Of course, it’s well-known that the filmmakers weren’t really aware that they were creating a whole new approach to cinema.  They were just doing their best with the low budgets they had to work with.

 These movies were almost always made by the “B” picture crews of the old Hollywood studios.  That meant less money, less time to shoot, lesser-known actors, and so on.  You want to shoot a scene with dark dialogue in it?  Just turn down the lights, cast a few shadows, and point the camera in such a way as to create a dark mood to match the dialogue.  These directors, among whom were greats such as Jacques Tourneur and Anthony Mann, would go on to “bigger and better” movies, but they will always be remembered for their role in forging the path through the uncharted film noir wilderness.

Growing up in a very small town meant one movie theater, where they had double features (an “A” picture coupled with a “B” picture) all the time, and would change the program three times a week. This meant a tremendous number of movies were passing through that little burg. We got a good smattering of everything Hollywood was cranking out in those days, but the black-and-white crime movies always got my attention.  Just seeing Richard Conte’s name on a poster was enough for me to circle the date and see the movie.
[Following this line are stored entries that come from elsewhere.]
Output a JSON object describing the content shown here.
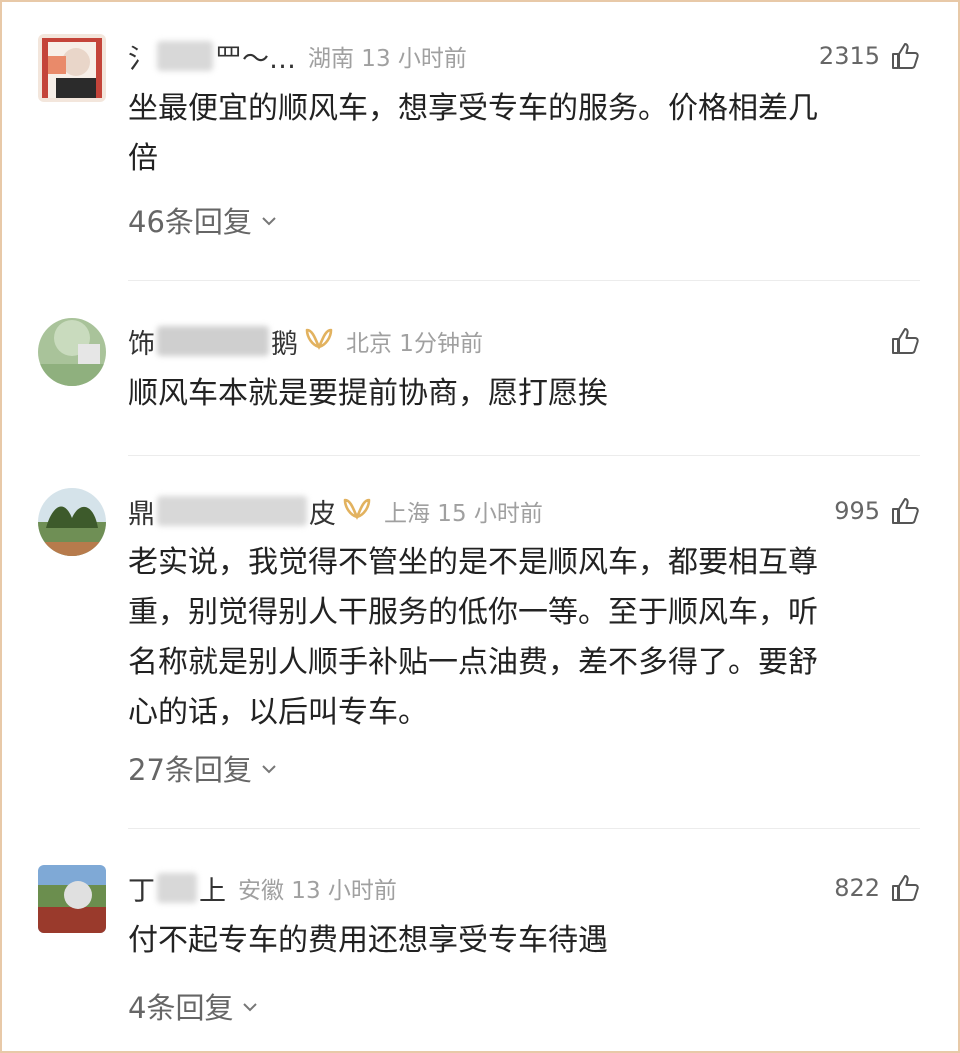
{
  "comments": [
    {
      "user": "氵",
      "user_tail": "罒～…",
      "location": "湖南 13 小时前",
      "likes": "2315",
      "text_lines": [
        "坐最便宜的顺风车，想享受专车的服务。价格相差几",
        "倍"
      ],
      "replies": "46条回复",
      "vip": false
    },
    {
      "user": "饰",
      "user_tail": "鹅",
      "location": "北京 1分钟前",
      "likes": "",
      "text_lines": [
        "顺风车本就是要提前协商，愿打愿挨"
      ],
      "replies": "",
      "vip": true
    },
    {
      "user": "鼎",
      "user_tail": "皮",
      "location": "上海 15 小时前",
      "likes": "995",
      "text_lines": [
        "老实说，我觉得不管坐的是不是顺风车，都要相互尊",
        "重，别觉得别人干服务的低你一等。至于顺风车，听",
        "名称就是别人顺手补贴一点油费，差不多得了。要舒",
        "心的话，以后叫专车。"
      ],
      "replies": "27条回复",
      "vip": true
    },
    {
      "user": "丁",
      "user_tail": "上",
      "location": "安徽 13 小时前",
      "likes": "822",
      "text_lines": [
        "付不起专车的费用还想享受专车待遇"
      ],
      "replies": "4条回复",
      "vip": false
    }
  ],
  "icons": {
    "like": "thumbs-up-icon",
    "vip": "vip-badge-icon",
    "expand": "chevron-down-icon"
  },
  "colors": {
    "frame": "#e8c9a8",
    "vip_gold": "#e2b25f",
    "meta_gray": "#a0a0a0"
  }
}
Some of my all-time favorites include Double Indemnity, Out Of The Past, Scarlet Street, The Damned Don’t Cry, The Narrow Margin, Raw Deal, Detour, The Asphalt Jungle, and the Jules Dassin classic, Night And The City.  I might add that all of these came out either before I was born or before I was old enough to go to the movies by myself, so I really became acquainted with these through TV.

Some of the great films noir I actually saw in my hometown theater include New York Confidential, Kiss Me Deadly, The Killing, Violent Saturday, and that sleeper of sleepers, Plunder Road.

Recent years have seen an upswing in the genre.  Movies like Body Heat, The Grifters, and After Dark My Sweet (all of which were in color, by the way) have shown there’s a substantial demand for well-done treatments of these great stories.

Also, the rise of the DVD has seen the floodgates open up in terms of releasing many of the really obscure examples of film noir.  Gems like The Naked Kiss, Bad Blonde, Shoot To Kill, Railroaded, and The Scar are now available after decades of oblivion.

Anybody got any favorites they’d like to share?